Terre de promesses et d’espoirs multiples, l’Afrique est vue comme le continent du futur. Comme pour confirmer ces espérances, le continent noir enregistre depuis plusieurs années une accélération de sa croissance économique, et cette tendance devrait se maintenir pour les prochaines années.
Pourtant, l’accroissement de la richesse des nations africaines, ces dernières années, pourrait sembler de la « poudre aux yeux », tant elle peine à atteindre les populations même. A cet effet, certains des indicateurs les plus frappants, restent ceux du chômage et du sous emploi, dont la résorption ne suit pas le rythme effréné des croissances africaines…
Le fléau touche principalement les jeunes qui représentent déjà plus de 60% de la population.

Selon l’Organisation Internationale du Travail (OIT), les pays de la région nord-africaine détiendraient le record des taux les plus élevés de chômage, parmi toutes les régions du monde. En 2017 le taux moyen du chômage dans la région était de 11,7% soit 8,7 millions de chômeurs. Cette situation s’expliquerait non seulement par le contexte géopolitique très tendu de la région, mais également par une prédominance, au sein de la population, des jeunes et des femmes qui sont les plus touchés par le phénomène. C’est le cas notamment de la Tunisie qui a enregistré un taux 15,4% au premier semestre 2018, soit plus que la moyenne régionale pour toute l’année 2017.
Si les chiffres de l’Afrique subsaharienne sont nettement moins élevés, il faut remarquer par contre que la courbe du chômage dans la région s’est inscrite dans une phase ascendante. Ainsi, en 2017, la région a connu un taux de chômage de 7,2% et ce chiffre devrait rester stable cette année selon l’OIT, mais monter d’un cran en 2019 pour atteindre 7,3%. Ceci implique donc que, de 29,1 millions de chômeurs enregistrés en 2017, la région devrait connaître une hausse de ses chômeurs à 30,2 millions en 2018 et 30,3 millions en 2019.
Malgré des taux de croissance impressionnants (4,7% en moyenne entre 2000 et 2017) les pays africains restent donc marqués par des niveaux de chômage inquiétants, touchant à la fois les pays les plus riches comme les plus pauvres du continent. A titre illustratif, le taux de chômage en Afrique du Sud était de 27,7% en 2017 et la tendance devrait aller crescendo dans les prochaines années selon les prévisions de l’OIT. En Afrique centrale, la création nette d'emplois est négative dans le secteur formel depuis 2015, selon un récent rapport de l’Union Africaine (UA).

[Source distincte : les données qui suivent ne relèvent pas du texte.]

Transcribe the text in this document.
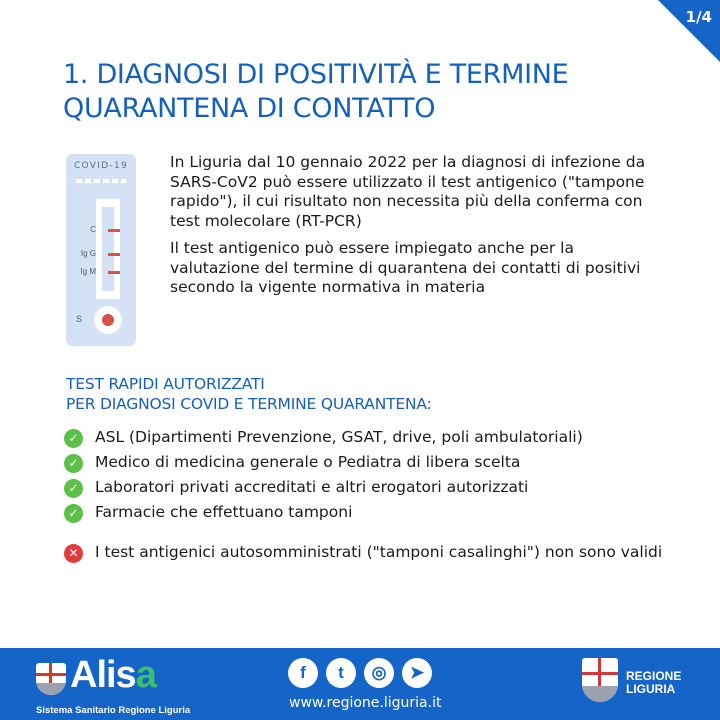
1/4
1. DIAGNOSI DI POSITIVITÀ E TERMINE QUARANTENA DI CONTATTO
COVID-19
C
Ig G
Ig M
S

In Liguria dal 10 gennaio 2022 per la diagnosi di infezione da SARS-CoV2 può essere utilizzato il test antigenico ("tampone rapido"), il cui risultato non necessita più della conferma con test molecolare (RT-PCR)

Il test antigenico può essere impiegato anche per la valutazione del termine di quarantena dei contatti di positivi secondo la vigente normativa in materia

TEST RAPIDI AUTORIZZATI
PER DIAGNOSI COVID E TERMINE QUARANTENA:
✓ ASL (Dipartimenti Prevenzione, GSAT, drive, poli ambulatoriali)
✓ Medico di medicina generale o Pediatra di libera scelta
✓ Laboratori privati accreditati e altri erogatori autorizzati
✓ Farmacie che effettuano tamponi
✕ I test antigenici autosomministrati ("tamponi casalinghi") non sono validi
Alisa
Sistema Sanitario Regione Liguria
f	t	◎	➤
www.regione.liguria.it
REGIONE
LIGURIA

Non seulement les économies africaines enregistrent de forts taux de chômage, mais les emplois précaires ne cessent de s’accroître sur le continent au fil des années. Ainsi, selon l’OIT, trois travailleurs africains sur quatre auraient un emploi vulnérable.
Dans un rapport publié récemment, l’UA indique que 282 millions de travailleurs africains ont un emploi vulnérable. Si les tendances actuelles persistent, la part de l'emploi vulnérable en Afrique restera à 66 % jusqu'en 2022 ; loin de l'objectif de l'Agenda 2023 de l’UA visant à atteindre moins de 41 % d’emplois vulnérables d'ici 2023.
D’un autre côté, la majeure partie des travailleurs africains sont généralement employés dans l’informel. Selon les statistiques de l’OIT, la part de l’informel dans les économies d’Afrique subsaharienne se situerait dans l’intervalle de 34% (l’Afrique du Sud) et de 90,6% (Bénin). La part importante du secteur informel caractérisé généralement par des niveaux élevés de pauvreté, d’inégalité et d’emploi de « faible qualité », traduisent ainsi le manque criard d’opportunités d’emplois formels auquel font face les demandeurs d’emplois africains.
Malheureusement, cette situation a de lourdes conséquences sur les perspectives de développement des nations africaines.